The Society of Environmental Journalists is a non-profit national journalism organization based in the United States, created by and for journalists who report environmental topics in the news media. On its website, the organization says that "SEJ’s mission is to strengthen the quality, reach and viability of journalism across all media to advance public understanding of environmental issues."

==History==
The Society of Environmental Journalists was founded in 1990 by a small group of award-winning journalists, including reporters, editors, and producers working for The Philadelphia Inquirer, USA Today, Turner Broadcasting, Minnesota Public Radio, and National Geographic. Today, SEJ's membership includes more than 1,500 journalists and academics working in every type of news media in the United States, Canada, Mexico and 27 other countries.

As a 501(c)(3) non-profit educational organization, SEJ offers educational opportunities and support to journalists of all media covering environmental issues.

SEJ operating and project budgets are underwritten through a combination of foundation grants based on SEJ proposals (emphasis on general, unrestricted support), university sponsorships of the annual conference, media company contributions, earned income from dues and fees for services (including exhibits, and space and single use rental of the mail list/email distribution listserv) and earnings from individual gifts to the endowment fund.

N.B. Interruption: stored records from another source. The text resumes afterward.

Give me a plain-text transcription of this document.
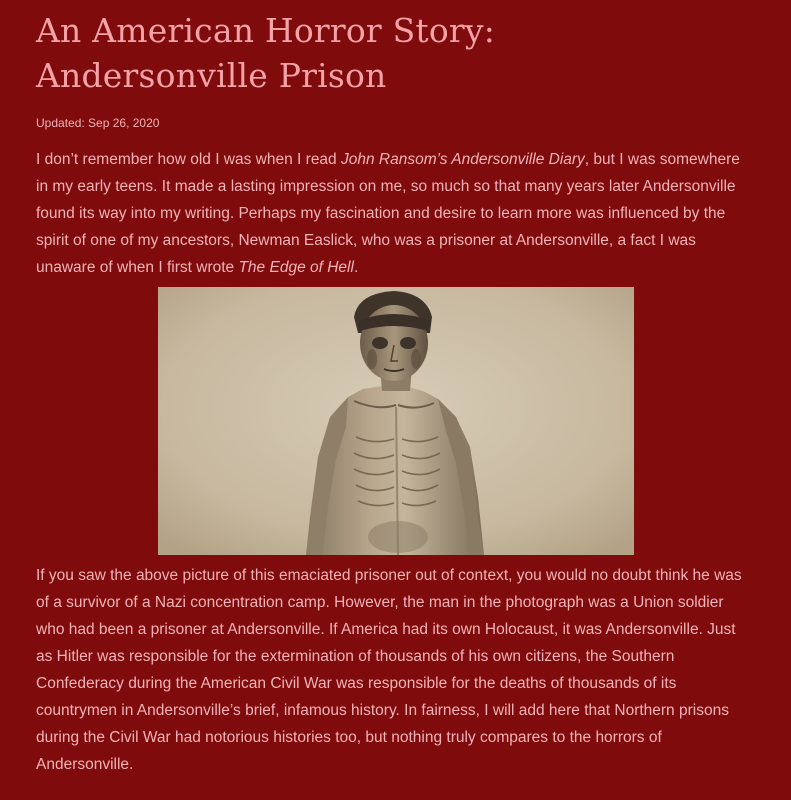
An American Horror Story:
Andersonville Prison
Updated: Sep 26, 2020

I don’t remember how old I was when I read John Ransom’s Andersonville Diary, but I was somewhere in my early teens. It made a lasting impression on me, so much so that many years later Andersonville found its way into my writing. Perhaps my fascination and desire to learn more was influenced by the spirit of one of my ancestors, Newman Easlick, who was a prisoner at Andersonville, a fact I was unaware of when I first wrote The Edge of Hell.

If you saw the above picture of this emaciated prisoner out of context, you would no doubt think he was of a survivor of a Nazi concentration camp. However, the man in the photograph was a Union soldier who had been a prisoner at Andersonville. If America had its own Holocaust, it was Andersonville. Just as Hitler was responsible for the extermination of thousands of his own citizens, the Southern Confederacy during the American Civil War was responsible for the deaths of thousands of its countrymen in Andersonville’s brief, infamous history. In fairness, I will add here that Northern prisons during the Civil War had notorious histories too, but nothing truly compares to the horrors of Andersonville.
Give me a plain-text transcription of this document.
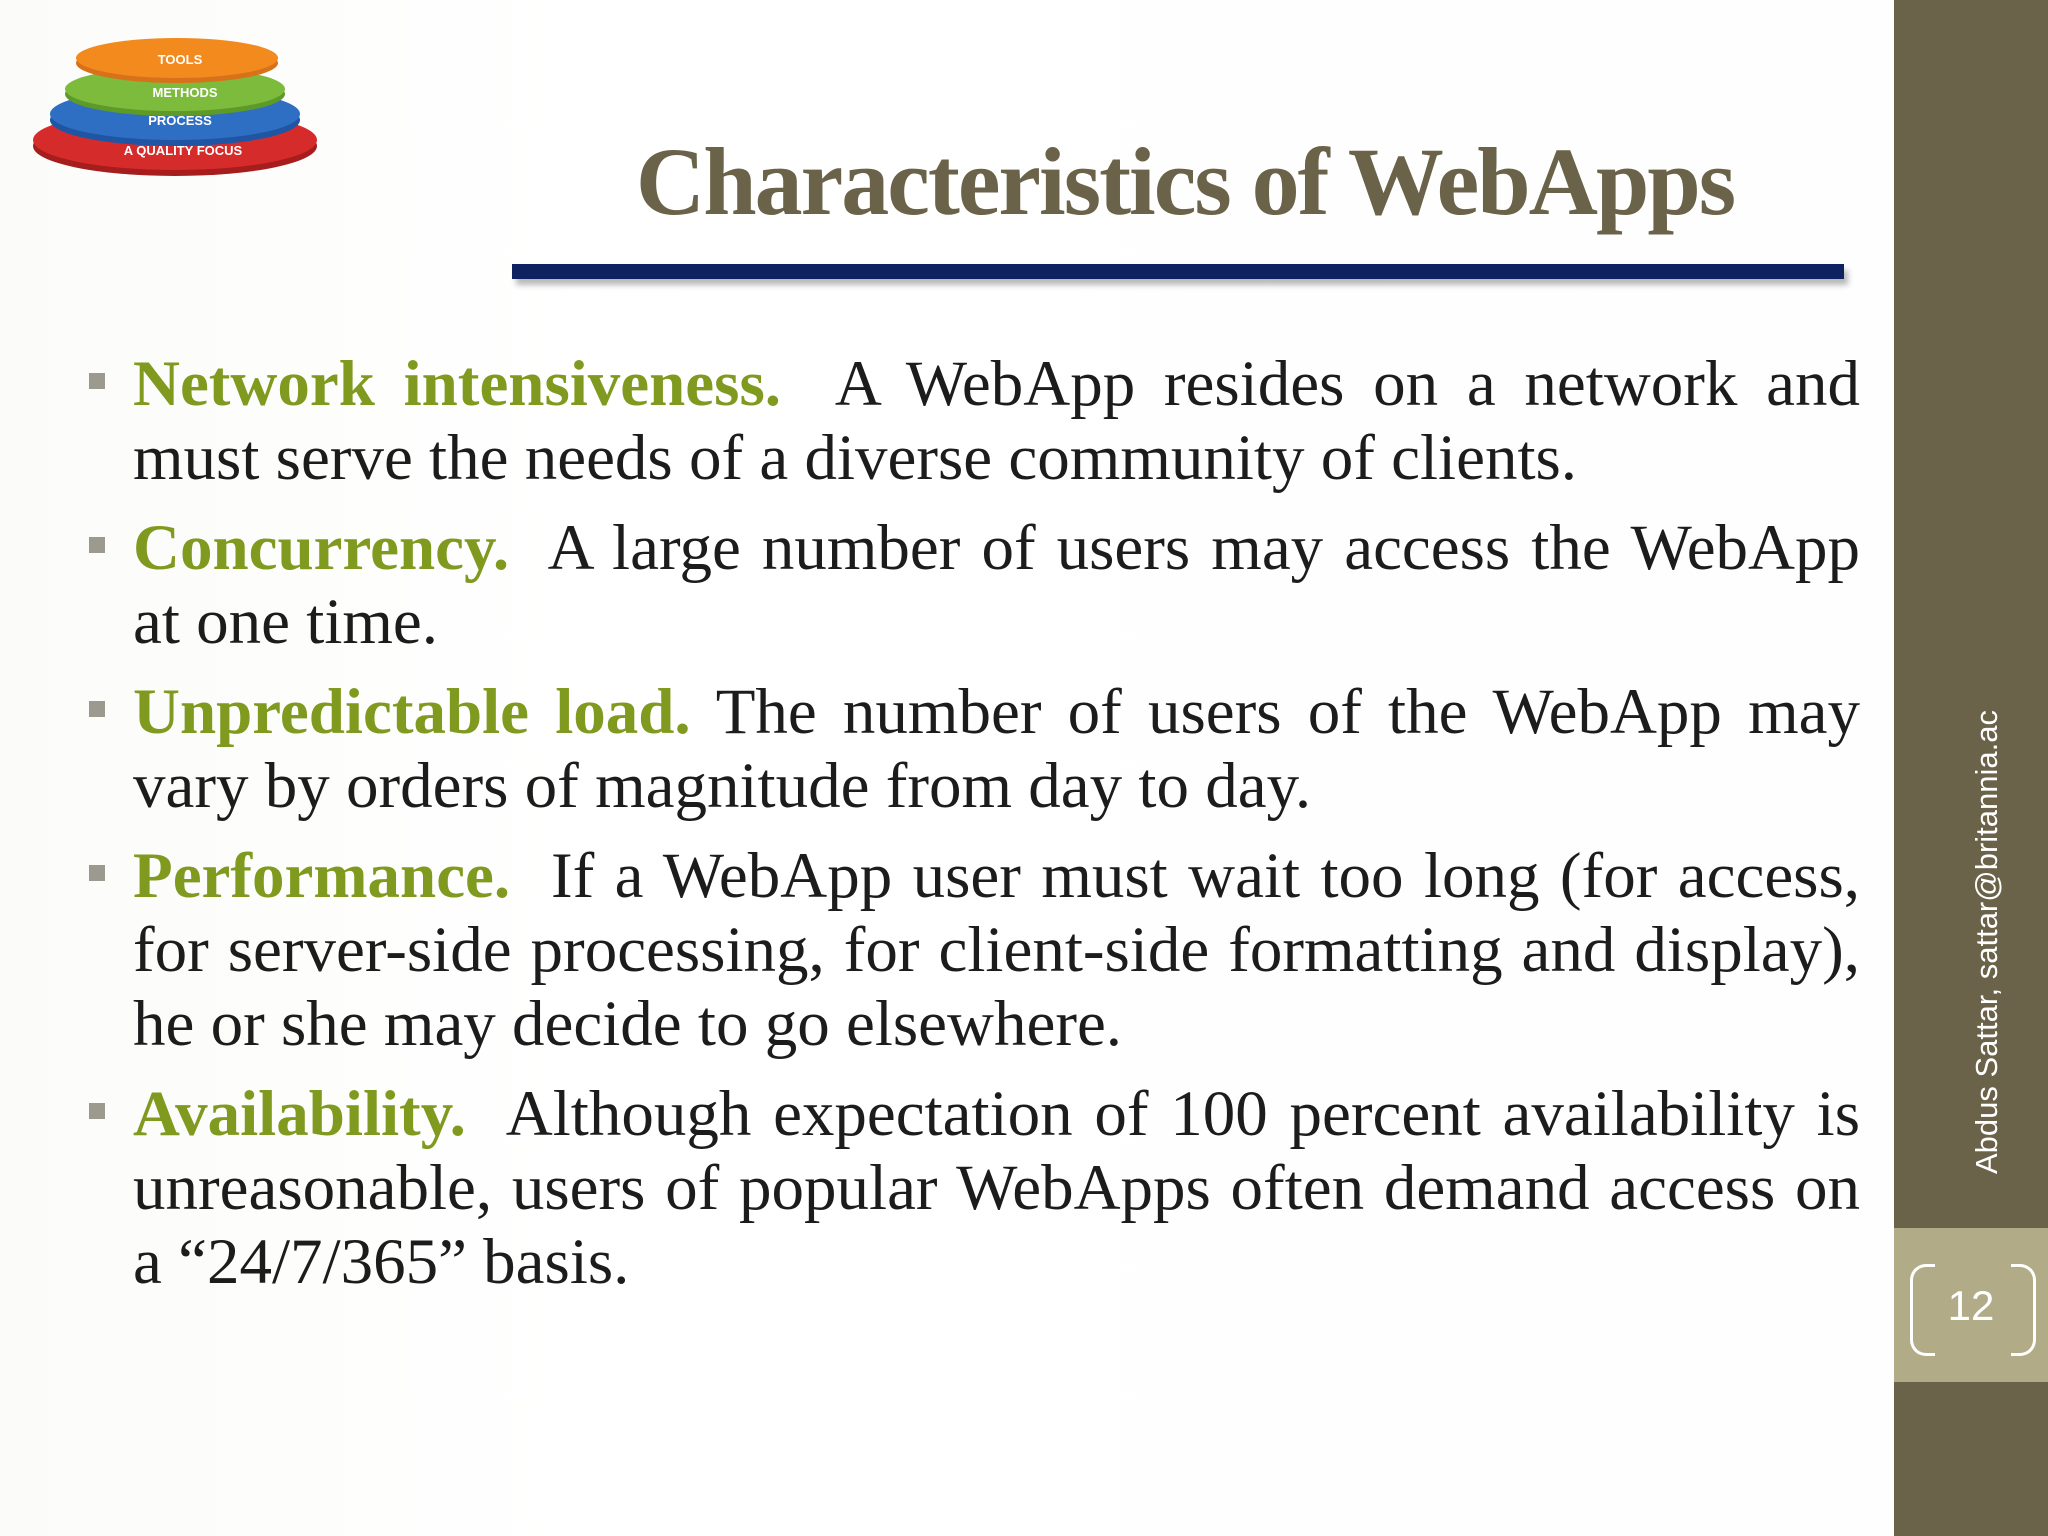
TOOLS
METHODS
PROCESS
A QUALITY FOCUS	Characteristics of WebApps
Network intensiveness. A WebApp resides on a network and must serve the needs of a diverse community of clients.
Concurrency. A large number of users may access the WebApp at one time.
Unpredictable load. The number of users of the WebApp may vary by orders of magnitude from day to day.
Performance. If a WebApp user must wait too long (for access, for server-side processing, for client-side formatting and display), he or she may decide to go elsewhere.
Availability. Although expectation of 100 percent availability is unreasonable, users of popular WebApps often demand access on a “24/7/365” basis.
12
Abdus Sattar, sattar@britannia.ac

SEJ does not seek or accept gifts or grants from government agencies, non-media corporations or environmental advocacy groups. Lobbyists and public relations professionals are not eligible for membership in SEJ. All are welcome to subscribe to SEJournal and participate in SEJ's annual conferences.

==Activities==

SEJ provides support to journalists of all media in their efforts to responsibly cover complex issues concerning the environment.

SEJ offers educational programs and services for working journalists, educators, and students, including annual and regional conferences; a daily EJToday news service; a quarterly SEJournal; a biweekly TipSheet and other publications; the FOI WatchDog project; the SEJ Awards for Reporting on the Environment; members-only listservs; a mentoring program; website-based resources; and a lively membership network of journalists and academics.

The SEJ has criticized the Environmental Protection Agency for its policy of restricting independent scientists who advise the agency from talking to media outlets without the Agency's permission.

==Objectivity==
The SEJ is frequently accused on conservative blogs of being "unwilling to think or report critically about environmental issues". The editor of one of the organization's online publications replies that the SEJ "has worked hard to uphold the distinction between environmental journalism and environmentalism", and notes that its members have produced "countless instances of fair, impartial, and incisive reporting".

'Objectivity as Independence: Creating the Society of Environmental Journalists, 1989–1997', by John Palen, provides an in-depth look at SEJ's creation and the philosophy of its founders. His paper was presented at the national convention of the Association for Education in Journalism and Mass Communications in Baltimore, Maryland, in August 1998.